Tauziehen um Einmischung der USA

Indien und Pakistan hoffen, dass die US-Regierung jeweils in ihrem Sinne sich beim verfeindeten Nachbarn zugunsten der eigenen Position im Kaschmirkonflikt einsetzt. Dabei berufen sich beide auf die geänderte Lage nach dem 11. September

von SVEN HANSEN

Mit den wachsenden Spannungen zwischen Indien und Pakistan haben die verfeindeten Nachbarn indirekt den USA eine Schlüsselrolle zur Konfliktregelung in ihrem jeweiligen Sinn übertragen. Denn beide Staaten hoffen jetzt, dass Washington Druck auf den Nachbarn ausübt. Beide Seiten gehen davon aus, dass den USA nach nach dem 11. September keine andere Wahl bleibt, als sich für das jeweils eigene Anliegen einzusetzen.

Pakistan hat rund 60.000 Soldaten an seiner Grenze zu Afghanistan stationiert. Sie sollen dort das Eindringen von Al-Qaida-Kämpfern oder gar eine Flucht Ussama Bin Ladens (so er denn noch lebt) aus Afghanistan verhindern. Islamabad geht davon aus, dass Washington während seines Anti-Terror-Kriegs in Afghanistan alles unternehmen wird, um einen Krieg zwischen Pakistan und Indien zu verhindern. Denn Pakistan kommt im Kampf der USA gegen al-Qaida und die Taliban eine Schlüsselrolle zu. Zudem müsste Pakistan im Falle eines Krieges mit Indien seine Truppen von der West- an die Ostgrenze verlagern, was nicht im Interesse der USA sein kann. Denn dies könnte Bin Laden und seinen Leuten die Flucht nach Pakistan ermöglichen.

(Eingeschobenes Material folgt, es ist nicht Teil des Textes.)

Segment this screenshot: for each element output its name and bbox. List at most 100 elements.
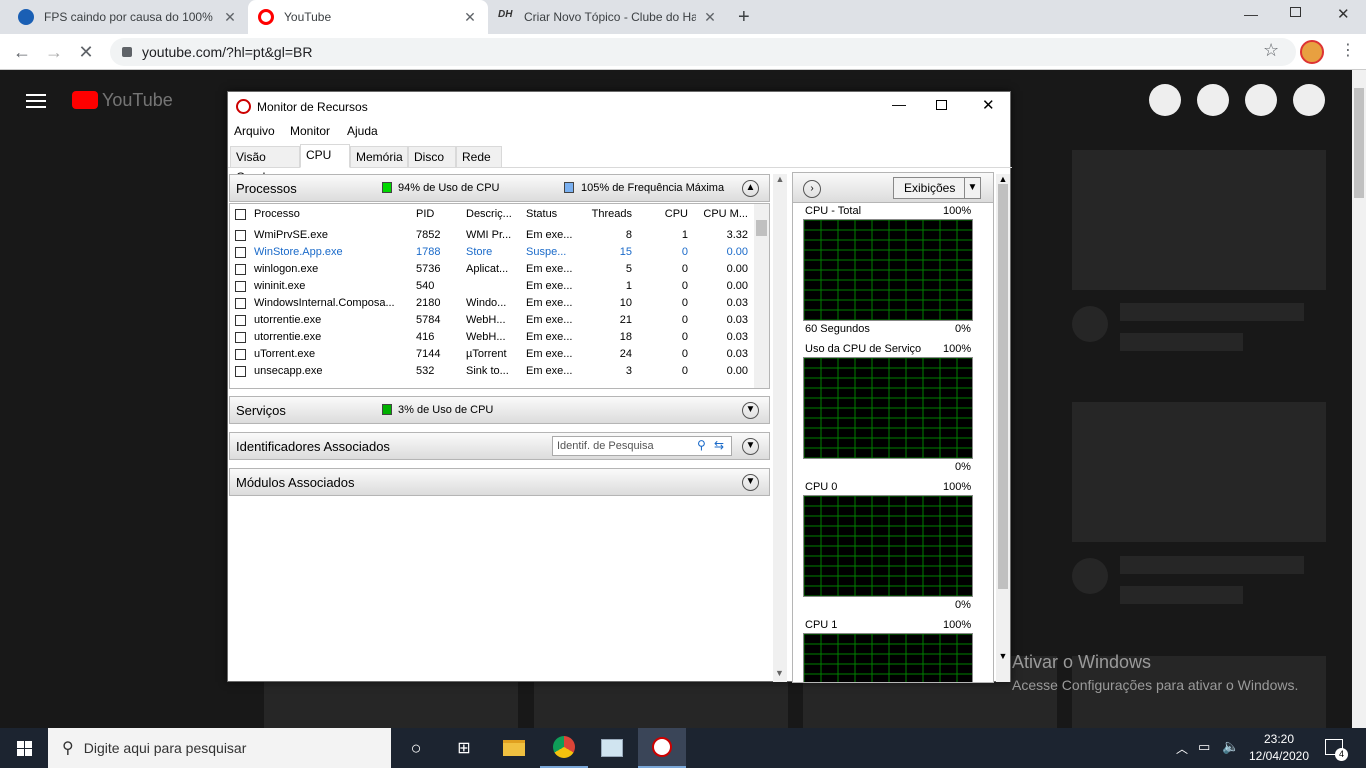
resource-monitor-window: Monitor de Recursos — ✕ Arquivo Monitor … bbox=[227, 91, 1012, 683]
table-row[interactable]: unsecapp.exe 532 Sink to... Em exe... 3 0 0.00 bbox=[230, 363, 752, 380]
youtube-logo-icon[interactable] bbox=[72, 91, 98, 109]
table-row[interactable]: WmiPrvSE.exe 7852 WMI Pr... Em exe... 8 1 3.32 bbox=[230, 227, 752, 244]
row-checkbox[interactable] bbox=[235, 230, 246, 241]
chevron-up-icon[interactable]: ︿ bbox=[1176, 740, 1188, 757]
resource-monitor-taskbar-icon[interactable] bbox=[638, 728, 686, 768]
chevron-down-icon[interactable]: ▼ bbox=[742, 474, 759, 491]
menu-dots-icon[interactable]: ⋮ bbox=[1340, 40, 1356, 60]
apps-icon[interactable] bbox=[1149, 84, 1181, 116]
upload-icon[interactable] bbox=[1197, 84, 1229, 116]
restore-icon[interactable] bbox=[1290, 7, 1301, 17]
network-icon[interactable]: ▭ bbox=[1198, 739, 1210, 755]
cpu-graph bbox=[803, 219, 973, 321]
select-all-checkbox[interactable] bbox=[235, 209, 246, 220]
chevron-up-icon[interactable]: ▲ bbox=[742, 180, 759, 197]
chevron-down-icon[interactable]: ▼ bbox=[742, 402, 759, 419]
page-scrollbar-track[interactable] bbox=[1352, 70, 1366, 728]
minimize-icon[interactable]: — bbox=[892, 96, 906, 112]
close-icon[interactable]: ✕ bbox=[702, 9, 718, 26]
tab-memoria[interactable]: Memória bbox=[350, 146, 408, 168]
row-checkbox[interactable] bbox=[235, 349, 246, 360]
row-checkbox[interactable] bbox=[235, 281, 246, 292]
table-row[interactable]: utorrentie.exe 416 WebH... Em exe... 18 0 0.03 bbox=[230, 329, 752, 346]
processes-section-header[interactable]: Processos 94% de Uso de CPU 105% de Freq… bbox=[229, 174, 770, 202]
processes-scrollbar[interactable] bbox=[754, 204, 769, 388]
browser-tab[interactable]: DH Criar Novo Tópico - Clube do Ha ✕ bbox=[488, 0, 728, 34]
views-dropdown[interactable]: Exibições ▼ bbox=[893, 177, 981, 199]
chrome-icon[interactable] bbox=[540, 728, 588, 768]
close-window-icon[interactable]: ✕ bbox=[1337, 5, 1350, 23]
close-window-icon[interactable]: ✕ bbox=[982, 96, 995, 114]
browser-tab-active[interactable]: YouTube ✕ bbox=[248, 0, 488, 34]
left-pane-scrollbar[interactable]: ▲ bbox=[773, 174, 787, 682]
table-row[interactable]: uTorrent.exe 7144 µTorrent Em exe... 24 0 0.03 bbox=[230, 346, 752, 363]
new-tab-button[interactable]: + bbox=[738, 6, 758, 29]
row-checkbox[interactable] bbox=[235, 332, 246, 343]
column-header-threads[interactable]: Threads bbox=[582, 208, 632, 220]
modules-section-header[interactable]: Módulos Associados ▼ bbox=[229, 468, 770, 496]
taskbar-search-box[interactable]: ⚲ Digite aqui para pesquisar bbox=[48, 728, 391, 768]
maximize-icon[interactable] bbox=[936, 100, 947, 110]
video-thumbnail[interactable] bbox=[1072, 150, 1326, 290]
tab-visao-geral[interactable]: Visão Geral bbox=[230, 146, 300, 184]
column-header-process[interactable]: Processo bbox=[254, 208, 300, 220]
column-header-pid[interactable]: PID bbox=[416, 208, 434, 220]
table-row[interactable]: utorrentie.exe 5784 WebH... Em exe... 21 0 0.0… bbox=[230, 312, 752, 329]
menu-monitor[interactable]: Monitor bbox=[290, 124, 330, 138]
handles-section-header[interactable]: Identificadores Associados Identif. de P… bbox=[229, 432, 770, 460]
column-header-description[interactable]: Descriç... bbox=[466, 208, 516, 220]
row-checkbox[interactable] bbox=[235, 315, 246, 326]
browser-tab[interactable]: FPS caindo por causa do 100% d ✕ bbox=[8, 0, 248, 34]
windows-start-icon[interactable] bbox=[0, 728, 48, 768]
column-header-status[interactable]: Status bbox=[526, 208, 557, 220]
task-manager-icon[interactable] bbox=[588, 728, 636, 768]
stop-icon[interactable]: ✕ bbox=[74, 40, 98, 64]
table-row[interactable]: wininit.exe 540 Em exe... 1 0 0.00 bbox=[230, 278, 752, 295]
scroll-thumb[interactable] bbox=[998, 184, 1008, 589]
row-checkbox[interactable] bbox=[235, 247, 246, 258]
address-bar[interactable]: youtube.com/?hl=pt&gl=BR bbox=[110, 38, 1296, 66]
hamburger-menu-icon[interactable] bbox=[26, 94, 46, 108]
column-header-cpu-avg[interactable]: CPU M... bbox=[692, 208, 748, 220]
table-row[interactable]: winlogon.exe 5736 Aplicat... Em exe... 5 0 0.0… bbox=[230, 261, 752, 278]
column-header-cpu[interactable]: CPU bbox=[640, 208, 688, 220]
search-icon: ⚲ bbox=[62, 740, 74, 757]
scroll-up-icon[interactable]: ▲ bbox=[773, 174, 787, 184]
scroll-down-icon[interactable]: ▼ bbox=[775, 668, 784, 678]
graphs-scrollbar[interactable]: ▲ ▼ bbox=[996, 174, 1010, 682]
refresh-icon[interactable]: ⇆ bbox=[714, 438, 724, 452]
graph-max-label: 100% bbox=[943, 205, 972, 217]
account-icon[interactable] bbox=[1293, 84, 1325, 116]
menu-arquivo[interactable]: Arquivo bbox=[234, 124, 275, 138]
expand-panel-icon[interactable]: › bbox=[803, 180, 821, 198]
table-row[interactable]: WinStore.App.exe 1788 Store Suspe... 15 0 0.00 bbox=[230, 244, 752, 261]
scroll-down-icon[interactable]: ▼ bbox=[996, 651, 1010, 661]
tab-cpu[interactable]: CPU bbox=[300, 144, 350, 168]
clock-date[interactable]: 12/04/2020 bbox=[1246, 749, 1312, 763]
row-checkbox[interactable] bbox=[235, 366, 246, 377]
close-icon[interactable]: ✕ bbox=[222, 9, 238, 26]
tab-rede[interactable]: Rede bbox=[456, 146, 502, 168]
minimize-icon[interactable]: — bbox=[1244, 6, 1258, 22]
bookmark-star-icon[interactable]: ☆ bbox=[1263, 40, 1279, 61]
scroll-up-icon[interactable]: ▲ bbox=[996, 174, 1010, 184]
forward-icon[interactable]: → bbox=[42, 40, 66, 64]
menu-ajuda[interactable]: Ajuda bbox=[347, 124, 378, 138]
back-icon[interactable]: ← bbox=[10, 40, 34, 64]
video-thumbnail[interactable] bbox=[1072, 402, 1326, 542]
table-row[interactable]: WindowsInternal.Composa... 2180 Windo... Em… bbox=[230, 295, 752, 312]
search-icon[interactable]: ⚲ bbox=[697, 438, 706, 452]
notifications-icon[interactable] bbox=[1245, 84, 1277, 116]
volume-icon[interactable]: 🔈 bbox=[1222, 738, 1239, 755]
services-section-header[interactable]: Serviços 3% de Uso de CPU ▼ bbox=[229, 396, 770, 424]
row-checkbox[interactable] bbox=[235, 298, 246, 309]
task-view-icon[interactable]: ⊞ bbox=[440, 728, 488, 768]
close-icon[interactable]: ✕ bbox=[462, 9, 478, 26]
file-explorer-icon[interactable] bbox=[490, 728, 538, 768]
chevron-down-icon[interactable]: ▼ bbox=[742, 438, 759, 455]
tab-disco[interactable]: Disco bbox=[408, 146, 456, 168]
row-checkbox[interactable] bbox=[235, 264, 246, 275]
profile-avatar[interactable] bbox=[1300, 40, 1324, 64]
clock-time[interactable]: 23:20 bbox=[1246, 732, 1312, 746]
cortana-icon[interactable]: ○ bbox=[392, 728, 440, 768]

Die Regierung in Islamabad hofft, dass die USA Druck auf Indien ausüben, um es von einem Angriff auf Pakistan abzuhalten und es an sein Kaschmir gegebenes Versprechen einer Volksabstimmung über die nationale Zugehörigkeit dieser überwiegend muslimischen Region erinnern. Pakistan wollte den Kaschmirkonflikt schon immer internationalisieren und hofft jetzt, die USA hineinziehen zu können.

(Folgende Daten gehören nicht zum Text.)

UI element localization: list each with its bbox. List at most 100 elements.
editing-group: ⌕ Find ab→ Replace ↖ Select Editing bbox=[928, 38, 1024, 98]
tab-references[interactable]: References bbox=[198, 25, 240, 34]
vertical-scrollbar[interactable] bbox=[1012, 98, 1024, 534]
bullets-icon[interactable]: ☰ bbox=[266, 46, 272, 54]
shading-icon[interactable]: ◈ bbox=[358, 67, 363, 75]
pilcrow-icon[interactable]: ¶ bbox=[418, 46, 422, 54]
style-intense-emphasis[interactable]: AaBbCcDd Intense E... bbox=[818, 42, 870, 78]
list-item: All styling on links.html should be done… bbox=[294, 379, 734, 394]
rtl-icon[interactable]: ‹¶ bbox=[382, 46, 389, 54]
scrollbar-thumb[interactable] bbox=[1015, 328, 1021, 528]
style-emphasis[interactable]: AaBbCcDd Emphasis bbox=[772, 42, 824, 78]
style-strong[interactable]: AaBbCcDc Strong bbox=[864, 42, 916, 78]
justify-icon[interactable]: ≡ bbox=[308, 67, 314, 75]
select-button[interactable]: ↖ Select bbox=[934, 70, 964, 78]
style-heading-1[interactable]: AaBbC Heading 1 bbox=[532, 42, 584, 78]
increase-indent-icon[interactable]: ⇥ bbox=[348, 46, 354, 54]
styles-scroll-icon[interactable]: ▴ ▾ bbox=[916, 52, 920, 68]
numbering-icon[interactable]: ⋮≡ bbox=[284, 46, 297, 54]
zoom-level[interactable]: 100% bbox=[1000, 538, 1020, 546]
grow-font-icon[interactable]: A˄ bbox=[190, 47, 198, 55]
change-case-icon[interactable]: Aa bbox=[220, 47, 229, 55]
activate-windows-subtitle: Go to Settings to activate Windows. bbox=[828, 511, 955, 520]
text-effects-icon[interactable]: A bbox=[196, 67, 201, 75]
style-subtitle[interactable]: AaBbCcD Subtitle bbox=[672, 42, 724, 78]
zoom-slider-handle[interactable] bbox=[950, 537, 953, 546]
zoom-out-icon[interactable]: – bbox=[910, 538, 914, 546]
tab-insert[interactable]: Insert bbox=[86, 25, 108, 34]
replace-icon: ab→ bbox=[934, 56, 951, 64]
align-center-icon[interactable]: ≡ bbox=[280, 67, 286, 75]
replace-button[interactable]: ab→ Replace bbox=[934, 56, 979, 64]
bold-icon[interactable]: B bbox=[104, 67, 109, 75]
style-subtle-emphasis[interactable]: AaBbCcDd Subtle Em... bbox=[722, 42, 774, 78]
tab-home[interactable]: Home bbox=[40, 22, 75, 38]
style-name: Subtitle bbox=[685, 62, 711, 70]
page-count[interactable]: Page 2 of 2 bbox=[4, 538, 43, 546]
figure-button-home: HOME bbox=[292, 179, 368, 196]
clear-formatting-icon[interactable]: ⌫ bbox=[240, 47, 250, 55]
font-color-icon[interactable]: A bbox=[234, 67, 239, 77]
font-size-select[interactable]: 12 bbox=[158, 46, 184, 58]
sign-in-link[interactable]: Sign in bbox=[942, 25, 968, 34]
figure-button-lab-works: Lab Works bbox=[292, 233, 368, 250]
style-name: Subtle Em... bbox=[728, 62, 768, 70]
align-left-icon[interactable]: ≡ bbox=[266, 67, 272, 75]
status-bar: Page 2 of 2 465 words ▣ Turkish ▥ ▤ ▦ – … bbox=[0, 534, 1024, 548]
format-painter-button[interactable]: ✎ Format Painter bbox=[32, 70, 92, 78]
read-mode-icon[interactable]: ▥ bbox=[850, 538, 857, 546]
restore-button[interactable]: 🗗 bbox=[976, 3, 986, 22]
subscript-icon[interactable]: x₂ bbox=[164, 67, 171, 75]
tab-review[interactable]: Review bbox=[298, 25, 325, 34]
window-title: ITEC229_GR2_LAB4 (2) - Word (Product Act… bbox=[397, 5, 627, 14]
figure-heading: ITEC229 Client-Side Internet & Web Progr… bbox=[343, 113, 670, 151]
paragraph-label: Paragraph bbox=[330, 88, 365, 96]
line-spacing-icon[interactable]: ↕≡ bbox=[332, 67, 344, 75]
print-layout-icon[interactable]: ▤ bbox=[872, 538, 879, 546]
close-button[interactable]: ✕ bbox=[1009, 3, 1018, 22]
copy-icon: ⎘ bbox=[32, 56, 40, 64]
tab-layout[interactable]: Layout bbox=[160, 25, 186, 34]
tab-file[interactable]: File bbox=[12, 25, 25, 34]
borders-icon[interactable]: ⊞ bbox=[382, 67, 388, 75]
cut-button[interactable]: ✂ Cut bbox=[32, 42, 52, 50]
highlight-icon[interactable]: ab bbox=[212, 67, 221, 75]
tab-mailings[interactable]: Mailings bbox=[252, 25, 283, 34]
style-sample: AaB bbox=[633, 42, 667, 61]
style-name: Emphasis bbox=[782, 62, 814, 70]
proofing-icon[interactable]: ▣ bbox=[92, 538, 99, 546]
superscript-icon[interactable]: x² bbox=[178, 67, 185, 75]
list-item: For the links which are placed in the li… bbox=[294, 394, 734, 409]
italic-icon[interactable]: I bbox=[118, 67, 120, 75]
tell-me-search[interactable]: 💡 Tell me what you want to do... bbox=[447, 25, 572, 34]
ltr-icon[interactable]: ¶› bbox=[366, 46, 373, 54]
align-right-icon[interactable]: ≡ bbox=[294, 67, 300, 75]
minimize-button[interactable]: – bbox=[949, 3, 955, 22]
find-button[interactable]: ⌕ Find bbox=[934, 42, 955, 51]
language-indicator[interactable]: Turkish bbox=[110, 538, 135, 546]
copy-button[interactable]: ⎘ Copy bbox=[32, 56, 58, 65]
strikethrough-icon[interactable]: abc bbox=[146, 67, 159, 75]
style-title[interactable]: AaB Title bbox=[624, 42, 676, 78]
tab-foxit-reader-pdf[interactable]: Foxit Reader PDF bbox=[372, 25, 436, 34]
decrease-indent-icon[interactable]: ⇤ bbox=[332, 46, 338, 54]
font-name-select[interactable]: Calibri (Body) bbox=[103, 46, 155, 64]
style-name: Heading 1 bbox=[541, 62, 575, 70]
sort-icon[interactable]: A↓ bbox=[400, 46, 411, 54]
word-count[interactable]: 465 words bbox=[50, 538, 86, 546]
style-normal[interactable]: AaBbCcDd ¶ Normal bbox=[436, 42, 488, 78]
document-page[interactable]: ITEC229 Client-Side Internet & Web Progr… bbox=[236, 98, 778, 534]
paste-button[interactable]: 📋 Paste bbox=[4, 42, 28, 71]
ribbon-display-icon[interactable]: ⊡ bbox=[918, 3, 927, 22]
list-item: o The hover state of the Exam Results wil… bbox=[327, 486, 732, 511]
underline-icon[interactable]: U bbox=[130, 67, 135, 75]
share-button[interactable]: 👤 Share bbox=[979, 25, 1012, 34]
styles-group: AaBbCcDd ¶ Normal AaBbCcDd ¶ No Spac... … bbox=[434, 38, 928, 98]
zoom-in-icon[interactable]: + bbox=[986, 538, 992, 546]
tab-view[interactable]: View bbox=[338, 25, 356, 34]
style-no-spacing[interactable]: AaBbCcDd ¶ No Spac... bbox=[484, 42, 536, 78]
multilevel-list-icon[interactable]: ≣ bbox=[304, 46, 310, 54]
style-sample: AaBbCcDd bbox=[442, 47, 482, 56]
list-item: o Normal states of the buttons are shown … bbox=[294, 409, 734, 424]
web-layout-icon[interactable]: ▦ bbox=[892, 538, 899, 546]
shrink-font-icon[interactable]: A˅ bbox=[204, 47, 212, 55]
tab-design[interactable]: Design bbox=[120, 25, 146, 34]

Die Regierung in Delhi hingegen betrachtet Pakistan als größten Sponsor des Terrorismus auf indischem Boden und reklamiert für sich nach dem 11. September das gleiche Recht, die Basen der Terroristen militärisch anzugreifen, wie die USA es in Afghanistan machen. Da dies im Falle Pakistans jedoch wegen der Atomwaffen mit unkalkulierbaren Risiken verbunden wäre und auch sonst nicht sehr erfolgversprechend ist, ist diplomatischer Druck der USA auf Islamabad eine Alternative. Denn da die USA schon wegen des Afghanistankriegs kein Interesse an einem indisch-pakistanischen Krieg haben können, erwartet Delhi, dass die USA in Islamabad vorstellig werden, damit Pakistans Regierung endlich gegen die terroristischen Separatisten auf seinem Gebiet vorgeht. Würden die USA diesen Druck auf Islamabad nicht ausüben, würden sie aus indischer Sicht bei der Terrorbekämpfung mit zweierlei Maß messen und unglaubwürdig werden.

Delhi hat sich zwar bisher immer gegen eine internationale Einmischung in den Kaschmirkonflikt verwahrt, doch jetzt lässt sich der Druck der USA auf Pakistan als Fortsetzung des Anti-Terror-Kriegs rechtfertigen. Eine Vermittlung der USA dürfte Delhi weiter ablehnen, wie es sich auch bereits gegen Aufrufe zur Mäßigung gewandt hat. Ironischerweise kann genau die Washington von beiden Seiten zugeschriebene Schlüsselrolle dazu führen, dass Indien und Pakistan weiter kräftig mit dem Säbel rasseln, um endlich die USA zum Handeln in ihrem jeweiligen Sinn zu zwingen.